Alana Gandra - Repórter da Agência Brasil

Estudantes de baixa renda e que tenham conquistado uma medalha em qualquer edição da Olimpíada Brasileira de Matemática das Escolas Públicas (OBMEP) podem concorrer a 50 bolsas para se manterem na universidade. As inscrições estão abertas até o dia 20.

As bolsas são concedidas pelo Instituto de Matemática Pura e Aplicada (IMPA), que promove a olimpíada, em parceria com o Instituto TIM.

Para concorrer, o aluno precisa ser medalhista de ouro, prata ou bronze em alguma edição da OBMEP; estar matriculado em uma universidade pública para o primeiro período deste ano nos cursos de astronomia, biologia, computação, economia, engenharia, estatística, física, matemática, medicina ou química.

"Geralmente, as grandes universidades públicas ficam em capitais, e essa criança não tem condições de se manter nesse lugar, às vezes por ser arrimo de família", disse Mônica Souza, coordenadora da Olimpíada de Matemárica.

A bolsa é renovada por até 48 meses, mediante avaliação, que é feita nas universidades por professores colaboradores do IMPA.

Esse é o terceiro edital da parceria.
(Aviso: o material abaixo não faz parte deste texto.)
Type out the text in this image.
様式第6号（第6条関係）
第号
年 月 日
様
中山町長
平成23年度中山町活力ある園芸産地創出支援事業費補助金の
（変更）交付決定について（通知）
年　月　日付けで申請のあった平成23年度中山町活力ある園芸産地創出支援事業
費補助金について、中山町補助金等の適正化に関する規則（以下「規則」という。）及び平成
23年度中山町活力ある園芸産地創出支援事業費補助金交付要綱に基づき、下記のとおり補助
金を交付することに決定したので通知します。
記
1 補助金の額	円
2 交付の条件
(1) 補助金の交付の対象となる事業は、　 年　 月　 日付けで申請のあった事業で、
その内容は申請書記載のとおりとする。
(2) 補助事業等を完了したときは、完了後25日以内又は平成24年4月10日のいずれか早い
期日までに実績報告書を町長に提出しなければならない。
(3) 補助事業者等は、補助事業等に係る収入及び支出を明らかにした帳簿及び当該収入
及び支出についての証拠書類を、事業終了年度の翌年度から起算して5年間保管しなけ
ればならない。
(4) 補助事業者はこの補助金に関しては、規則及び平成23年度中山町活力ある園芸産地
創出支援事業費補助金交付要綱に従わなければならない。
Os recursos para as bolsas são concedidos pelo Instituto TIM. A divulgação dos contemplados está prevista para o dia 16 de março.

Atualmente, 100 medalhistas recebem a bolsa, como Janaína de Santana Santos, bolsista desde 2016. Natural de Feira de Santana, interior da Bahia, e medalhista por cinco vezes, Janaína cursa matemática na Universidade Federal da Bahia, em Salvador."Sem a bolsa, eu não estaria estudando aqui, porque eu sou de outra cidade, tem a questão financeira de me manter, pagar aluguel", disse.